Mary McCartney's beautiful book of photography From Where I Stand ($42.00; 9780810996540) was written up in the style section of the Toronto Star. A brief photo gallery accompanied the piece and gave readers a brief glimpse of the talent they can expect from the other daughter. (what a family!)

Weber’s Time To Grill ($29.95; 9780376020604)was mentioned in the Toronto Sun (additional recipes to be excerpted this Saturday, and on occasion leading up to Father’s Day). A recipe from the book was also featured on Sweetspot, and the Urbanmoms blog who gave away a copy of the book as well.  Fire up your Q people, the images in this book are going to make your mouth water!

 At the age of forty-six, Jack Nicklaus was considered by some to be done as a championship golfer. Entering the 1986 Masters, most folks had written off the Golden Bear, but the winner of a record seventeen professional majors wasn’t done yet.
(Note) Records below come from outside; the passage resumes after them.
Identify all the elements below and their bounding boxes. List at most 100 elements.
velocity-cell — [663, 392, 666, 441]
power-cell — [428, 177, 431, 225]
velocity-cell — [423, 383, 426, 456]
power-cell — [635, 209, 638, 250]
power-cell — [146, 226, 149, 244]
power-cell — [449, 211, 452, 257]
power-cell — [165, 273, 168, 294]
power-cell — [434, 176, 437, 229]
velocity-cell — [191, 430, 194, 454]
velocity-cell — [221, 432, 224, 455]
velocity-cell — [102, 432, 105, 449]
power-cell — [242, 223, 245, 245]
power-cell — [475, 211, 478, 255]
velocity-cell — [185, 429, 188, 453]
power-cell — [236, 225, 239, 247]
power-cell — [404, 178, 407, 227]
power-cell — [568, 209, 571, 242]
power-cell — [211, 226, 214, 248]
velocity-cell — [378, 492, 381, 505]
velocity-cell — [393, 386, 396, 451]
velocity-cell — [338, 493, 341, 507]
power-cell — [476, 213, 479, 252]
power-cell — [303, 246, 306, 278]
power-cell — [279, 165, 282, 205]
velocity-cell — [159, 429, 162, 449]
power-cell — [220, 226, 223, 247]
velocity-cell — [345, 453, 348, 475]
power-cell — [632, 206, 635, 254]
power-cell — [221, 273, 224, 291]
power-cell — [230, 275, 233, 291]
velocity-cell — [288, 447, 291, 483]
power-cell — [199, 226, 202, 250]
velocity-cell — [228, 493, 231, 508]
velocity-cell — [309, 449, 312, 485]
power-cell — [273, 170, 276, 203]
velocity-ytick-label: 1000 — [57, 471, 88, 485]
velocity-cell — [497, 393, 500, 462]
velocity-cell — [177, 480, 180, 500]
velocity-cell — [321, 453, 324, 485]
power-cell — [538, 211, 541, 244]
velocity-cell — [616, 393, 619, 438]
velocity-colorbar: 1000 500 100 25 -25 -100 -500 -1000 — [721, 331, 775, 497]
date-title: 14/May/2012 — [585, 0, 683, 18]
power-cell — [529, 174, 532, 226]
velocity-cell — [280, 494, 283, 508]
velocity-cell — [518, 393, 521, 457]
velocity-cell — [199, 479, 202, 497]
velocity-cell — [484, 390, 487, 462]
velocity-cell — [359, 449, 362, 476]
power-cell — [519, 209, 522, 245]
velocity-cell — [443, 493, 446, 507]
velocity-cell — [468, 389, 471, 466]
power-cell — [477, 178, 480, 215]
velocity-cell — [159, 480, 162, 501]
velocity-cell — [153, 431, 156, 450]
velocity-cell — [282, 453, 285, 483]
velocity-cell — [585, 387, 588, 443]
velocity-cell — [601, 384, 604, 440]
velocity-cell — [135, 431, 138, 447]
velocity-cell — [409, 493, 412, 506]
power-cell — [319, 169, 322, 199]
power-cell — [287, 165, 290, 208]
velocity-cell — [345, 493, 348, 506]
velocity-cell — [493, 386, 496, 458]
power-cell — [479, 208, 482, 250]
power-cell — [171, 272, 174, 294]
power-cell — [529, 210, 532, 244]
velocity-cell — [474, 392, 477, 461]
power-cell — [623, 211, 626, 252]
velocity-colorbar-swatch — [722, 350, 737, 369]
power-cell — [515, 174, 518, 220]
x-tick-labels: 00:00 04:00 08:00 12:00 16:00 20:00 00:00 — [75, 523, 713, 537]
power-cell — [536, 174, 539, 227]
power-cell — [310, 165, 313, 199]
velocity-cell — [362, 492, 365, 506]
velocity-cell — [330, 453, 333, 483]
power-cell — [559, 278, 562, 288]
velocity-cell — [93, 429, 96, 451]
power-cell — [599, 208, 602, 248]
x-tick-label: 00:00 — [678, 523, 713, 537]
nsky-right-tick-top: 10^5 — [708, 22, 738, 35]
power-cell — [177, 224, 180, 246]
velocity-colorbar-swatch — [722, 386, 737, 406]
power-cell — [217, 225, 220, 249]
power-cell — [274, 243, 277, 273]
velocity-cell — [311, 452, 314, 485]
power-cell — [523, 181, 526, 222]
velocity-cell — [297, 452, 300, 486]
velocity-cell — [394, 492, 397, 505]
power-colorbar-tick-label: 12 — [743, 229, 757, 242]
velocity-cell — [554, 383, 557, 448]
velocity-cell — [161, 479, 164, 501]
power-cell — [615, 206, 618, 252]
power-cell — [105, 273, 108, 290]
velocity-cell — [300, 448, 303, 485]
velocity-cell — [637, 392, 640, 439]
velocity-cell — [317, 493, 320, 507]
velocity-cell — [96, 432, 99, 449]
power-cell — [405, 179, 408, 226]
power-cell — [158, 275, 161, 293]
After a slow start, Nicklaus got in the hunt during the weekend and played the final nine holes in a 6-under-par 30. He roared past a who’s who of top golfers that day to win his sixth Masters title—a record that still exists. Most experts agree that it was the most thrilling day of tournament golf ever played.  Intrigued? Check out the Globe and Mail for an excellent review, and better yet a copy of The 1986 Masters: How Jack Nicklaus Roared Back to Win ($27.50; 9780762777587) and relive for yourself the weekend that blew up the game of golf for sports fans around the globe.